Placement of the tree in your home is important as well, to prevent any potential fire hazard.

"Keep it away from your heating vents, where forced air is coming out, that'll dry things out," said Grueber. "And you want to keep it away from fireplaces and candles, or any kind of open flame."

A Christmas tree's work need not be done when the holidays are over.

"It can be used for quite a few different things," Grueber suggested. "You can just cut up the limbs and place them over your plants, especially those that might be a little more tender because it's a great way to insulate them over the winter. Chopping the limbs up with pruning shears into little pieces also makes good organic matter for mulch. "

An alternative is checking with local municipalities. Many have Christmas tree drop off sites where they recycle the donated trees to create mulch.

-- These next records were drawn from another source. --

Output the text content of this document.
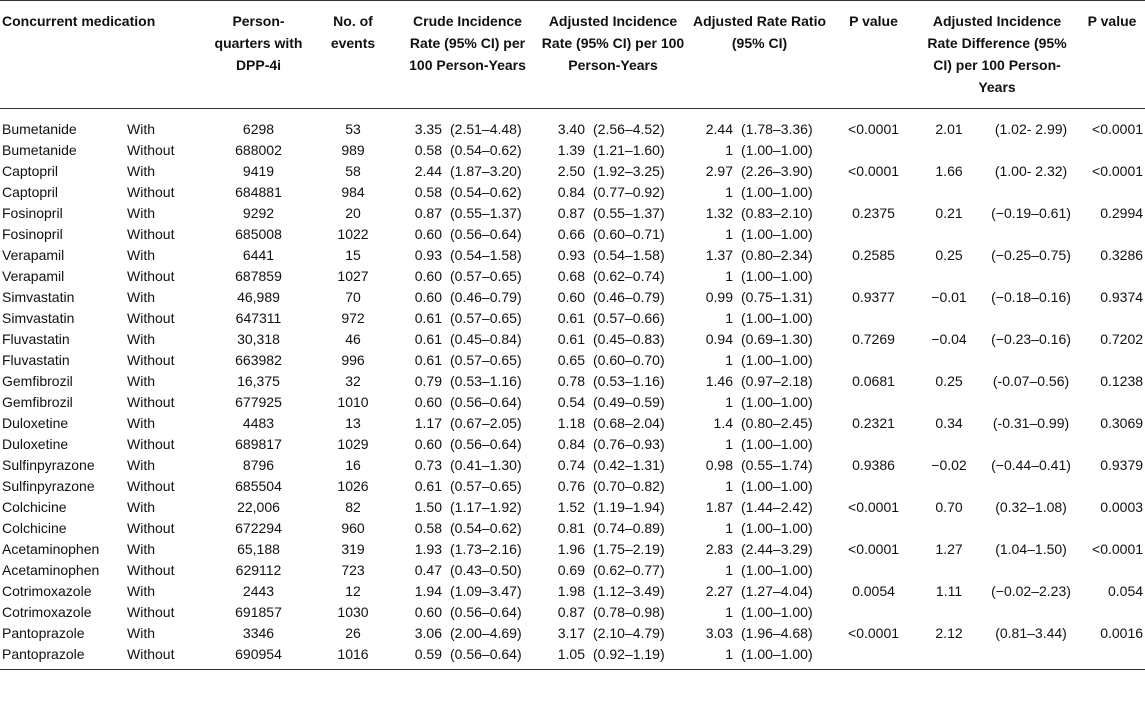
Concurrent medication		Person-quarters with DPP-4i	No. of events	Crude Incidence Rate (95% CI) per 100 Person-Years		Adjusted Incidence Rate (95% CI) per 100 Person-Years		Adjusted Rate Ratio (95% CI)		P value	Adjusted Incidence Rate Difference (95% CI) per 100 Person-Years		P value
Bumetanide	With	6298	53	3.35	(2.51–4.48)	3.40	(2.56–4.52)	2.44	(1.78–3.36)	<0.0001	2.01	(1.02- 2.99)	<0.0001
Bumetanide	Without	688002	989	0.58	(0.54–0.62)	1.39	(1.21–1.60)	1	(1.00–1.00)				
Captopril	With	9419	58	2.44	(1.87–3.20)	2.50	(1.92–3.25)	2.97	(2.26–3.90)	<0.0001	1.66	(1.00- 2.32)	<0.0001
Captopril	Without	684881	984	0.58	(0.54–0.62)	0.84	(0.77–0.92)	1	(1.00–1.00)				
Fosinopril	With	9292	20	0.87	(0.55–1.37)	0.87	(0.55–1.37)	1.32	(0.83–2.10)	0.2375	0.21	(−0.19–0.61)	0.2994
Fosinopril	Without	685008	1022	0.60	(0.56–0.64)	0.66	(0.60–0.71)	1	(1.00–1.00)				
Verapamil	With	6441	15	0.93	(0.54–1.58)	0.93	(0.54–1.58)	1.37	(0.80–2.34)	0.2585	0.25	(−0.25–0.75)	0.3286
Verapamil	Without	687859	1027	0.60	(0.57–0.65)	0.68	(0.62–0.74)	1	(1.00–1.00)				
Simvastatin	With	46,989	70	0.60	(0.46–0.79)	0.60	(0.46–0.79)	0.99	(0.75–1.31)	0.9377	−0.01	(−0.18–0.16)	0.9374
Simvastatin	Without	647311	972	0.61	(0.57–0.65)	0.61	(0.57–0.66)	1	(1.00–1.00)				
Fluvastatin	With	30,318	46	0.61	(0.45–0.84)	0.61	(0.45–0.83)	0.94	(0.69–1.30)	0.7269	−0.04	(−0.23–0.16)	0.7202
Fluvastatin	Without	663982	996	0.61	(0.57–0.65)	0.65	(0.60–0.70)	1	(1.00–1.00)				
Gemfibrozil	With	16,375	32	0.79	(0.53–1.16)	0.78	(0.53–1.16)	1.46	(0.97–2.18)	0.0681	0.25	(-0.07–0.56)	0.1238
Gemfibrozil	Without	677925	1010	0.60	(0.56–0.64)	0.54	(0.49–0.59)	1	(1.00–1.00)				
Duloxetine	With	4483	13	1.17	(0.67–2.05)	1.18	(0.68–2.04)	1.4	(0.80–2.45)	0.2321	0.34	(-0.31–0.99)	0.3069
Duloxetine	Without	689817	1029	0.60	(0.56–0.64)	0.84	(0.76–0.93)	1	(1.00–1.00)				
Sulfinpyrazone	With	8796	16	0.73	(0.41–1.30)	0.74	(0.42–1.31)	0.98	(0.55–1.74)	0.9386	−0.02	(−0.44–0.41)	0.9379
Sulfinpyrazone	Without	685504	1026	0.61	(0.57–0.65)	0.76	(0.70–0.82)	1	(1.00–1.00)				
Colchicine	With	22,006	82	1.50	(1.17–1.92)	1.52	(1.19–1.94)	1.87	(1.44–2.42)	<0.0001	0.70	(0.32–1.08)	0.0003
Colchicine	Without	672294	960	0.58	(0.54–0.62)	0.81	(0.74–0.89)	1	(1.00–1.00)				
Acetaminophen	With	65,188	319	1.93	(1.73–2.16)	1.96	(1.75–2.19)	2.83	(2.44–3.29)	<0.0001	1.27	(1.04–1.50)	<0.0001
Acetaminophen	Without	629112	723	0.47	(0.43–0.50)	0.69	(0.62–0.77)	1	(1.00–1.00)				
Cotrimoxazole	With	2443	12	1.94	(1.09–3.47)	1.98	(1.12–3.49)	2.27	(1.27–4.04)	0.0054	1.11	(−0.02–2.23)	0.054
Cotrimoxazole	Without	691857	1030	0.60	(0.56–0.64)	0.87	(0.78–0.98)	1	(1.00–1.00)				
Pantoprazole	With	3346	26	3.06	(2.00–4.69)	3.17	(2.10–4.79)	3.03	(1.96–4.68)	<0.0001	2.12	(0.81–3.44)	0.0016
Pantoprazole	Without	690954	1016	0.59	(0.56–0.64)	1.05	(0.92–1.19)	1	(1.00–1.00)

A cut tree can also offer a bounty of gifts to wildlife for the coming year.

"You can just set it out in your yard and it becomes cover for birds and little mammals," Grueber said. "Or you can set it up and decorate it with peanut butter-covered pine cones, fruit slices or suet baskets and help provide food for birds.
Live Christmas trees can be an excellent way to discover and celebrate nature, both during the holidays and for a long time to come."